The nomination quotes architectural critic Michelle Osborne: “The building should seem chaotic. Instead, it achieves a difficult unity.”

At the Nov. 2 nomination hearing, offering testimony was Mitchell/Giurgola project architect John Lawson. In an interview later that day, Lawson said, “That was my baby.”

Lawson had started with Mitchell/Giurgola in 1964,”fresh out of grad school,” and bounced between firms in the early years.  “It was a great time to be a young architect in Philadelphia.”

Lawson explained that the commission from the United Fund came with specific instructions from the organization’s chairman, Monroe Brown. “He taught me a lot. He told me he wanted a building of ‘inconspicuous distinction.’

“They didn’t want to be not noticed either. They didn’t want the building to disappear, they wanted it to have a presence,” Lawson said.

The Mitchell/Giurgola architects chose a design that would “show the dynamics of the Parkway” within the context of the city. “Philadelphia is a Quaker grid with a Beaux Arts diagonal,” Lawson explained.

The diagonal walls of the United Fund building were recessed to emphasize the Parkway’s angle. “It was a dynamic expression of concrete,” he said.

“We wanted something you could see from the steps of the Museum of Art and read it and understand it.”

At seven stories, the project was the first high-rise for Mitchell/Giurgola, Lawson said. “The real challenge” was to create “an architecture that grows from the site – that was the philosophy.”

“The idea was to have a glass building to take advantage of the wonderful site,” he said. The team organized three exposed sides as primarily glass. “The rest of the building is concrete frame to maximize office space.”

The designers recessed glass and continued the concrete wall past the floor level to create the sun shade, and developed perimeter “reuse” air systems to heat and cool the building. The Department of Energy acknowledged the innovative energy-savings system. “It was a green building way before its time,” Lawson laughed.

The building’s original color was concrete grey. In 1995, it was painted beige by the owners. “I cried in my beer when they painted it. We had used the best finish concrete. Now, you just look at paint. It looks like a corpse with makeup on it.”

He is also haunted by the loss of the firm’s other structures in recent years. The PLICO annex was a “masterpiece of Mitchell/Giurgola, and it was terrible to see it destroyed in such a precarious way,” said Lawson, who was a partner with the firm for 20 years.

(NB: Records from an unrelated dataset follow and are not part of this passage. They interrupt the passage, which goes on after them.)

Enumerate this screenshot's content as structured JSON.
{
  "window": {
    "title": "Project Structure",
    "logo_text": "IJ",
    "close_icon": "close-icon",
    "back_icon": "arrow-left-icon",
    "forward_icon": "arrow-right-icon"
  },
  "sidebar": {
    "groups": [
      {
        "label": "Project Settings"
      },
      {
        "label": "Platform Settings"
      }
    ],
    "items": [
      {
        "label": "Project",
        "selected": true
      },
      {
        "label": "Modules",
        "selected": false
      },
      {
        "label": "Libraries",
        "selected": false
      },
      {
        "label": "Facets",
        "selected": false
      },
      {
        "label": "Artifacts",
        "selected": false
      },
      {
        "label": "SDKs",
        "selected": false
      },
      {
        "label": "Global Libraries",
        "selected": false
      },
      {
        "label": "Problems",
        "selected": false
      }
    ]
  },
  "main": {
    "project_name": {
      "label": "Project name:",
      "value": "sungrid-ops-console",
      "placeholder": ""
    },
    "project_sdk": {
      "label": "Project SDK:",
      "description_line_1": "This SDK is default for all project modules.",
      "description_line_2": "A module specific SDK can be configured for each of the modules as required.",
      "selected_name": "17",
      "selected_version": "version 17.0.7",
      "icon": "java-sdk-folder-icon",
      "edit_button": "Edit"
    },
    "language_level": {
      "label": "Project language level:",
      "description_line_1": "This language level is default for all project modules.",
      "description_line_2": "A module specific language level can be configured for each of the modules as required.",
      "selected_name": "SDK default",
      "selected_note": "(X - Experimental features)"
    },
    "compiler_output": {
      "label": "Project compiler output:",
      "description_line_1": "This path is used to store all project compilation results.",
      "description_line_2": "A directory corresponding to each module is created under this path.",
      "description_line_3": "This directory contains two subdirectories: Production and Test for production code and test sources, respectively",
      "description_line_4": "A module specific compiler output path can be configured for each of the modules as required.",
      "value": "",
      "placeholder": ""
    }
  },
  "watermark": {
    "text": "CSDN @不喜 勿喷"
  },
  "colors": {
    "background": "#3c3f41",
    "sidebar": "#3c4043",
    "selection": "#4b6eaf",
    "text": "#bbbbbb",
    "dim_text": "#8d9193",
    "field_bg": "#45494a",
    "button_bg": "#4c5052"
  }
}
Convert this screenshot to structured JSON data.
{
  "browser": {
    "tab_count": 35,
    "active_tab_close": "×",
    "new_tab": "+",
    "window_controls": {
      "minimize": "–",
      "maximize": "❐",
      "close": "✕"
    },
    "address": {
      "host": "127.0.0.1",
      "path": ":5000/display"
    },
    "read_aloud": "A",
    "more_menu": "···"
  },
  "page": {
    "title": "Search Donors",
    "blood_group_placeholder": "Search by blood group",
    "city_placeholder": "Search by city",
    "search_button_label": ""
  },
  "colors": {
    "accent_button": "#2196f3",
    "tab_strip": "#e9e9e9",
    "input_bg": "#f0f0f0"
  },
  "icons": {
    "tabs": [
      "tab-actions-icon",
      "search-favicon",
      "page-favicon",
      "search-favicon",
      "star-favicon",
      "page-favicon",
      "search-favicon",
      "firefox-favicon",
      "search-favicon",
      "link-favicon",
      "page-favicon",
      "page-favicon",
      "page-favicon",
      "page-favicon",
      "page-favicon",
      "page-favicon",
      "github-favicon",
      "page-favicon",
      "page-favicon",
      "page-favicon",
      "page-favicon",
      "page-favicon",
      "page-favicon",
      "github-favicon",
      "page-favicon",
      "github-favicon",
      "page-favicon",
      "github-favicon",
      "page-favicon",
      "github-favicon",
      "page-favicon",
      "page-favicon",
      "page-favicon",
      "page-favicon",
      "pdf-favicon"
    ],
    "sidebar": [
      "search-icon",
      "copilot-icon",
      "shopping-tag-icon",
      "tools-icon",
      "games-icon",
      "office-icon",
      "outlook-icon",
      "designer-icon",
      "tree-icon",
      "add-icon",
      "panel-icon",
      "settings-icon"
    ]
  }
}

He fears that the firm’s projects on the Penn campus, where he taught for 15 years, are also in danger. An addition to the University Museum may be torn down in the near future, and the parking garage next to Franklin Field may follow. “There are books written about that garage, but nobody looks it and nobody cares about it,” he said.

The buildings at Penn, said Whitaker, the Architectural Archives curator, are just reaching age 40, “so they’ve been under the radar of preservation’s point of view.”

“Also, they’re big concrete buildings with attention to details, but they’re rather raw, to use the word broadly. It takes a while for people to understand the thinking behind them.”

The demolition of the PLICO annex was a “sad loss,” Whitaker said. “It showed the skills of Mitchell/Giurgola in context and scale. Giurgola saw the work he did as an element of a larger itinerary. It was not a singular monument, but part of a larger fabric and context. That idea was new and important. And it was beautifully rendered in his work.”

The United Fund Building, Whitaker said, “ was a clear and articulate expression of that approach, and is probably the best in Philadelphia.”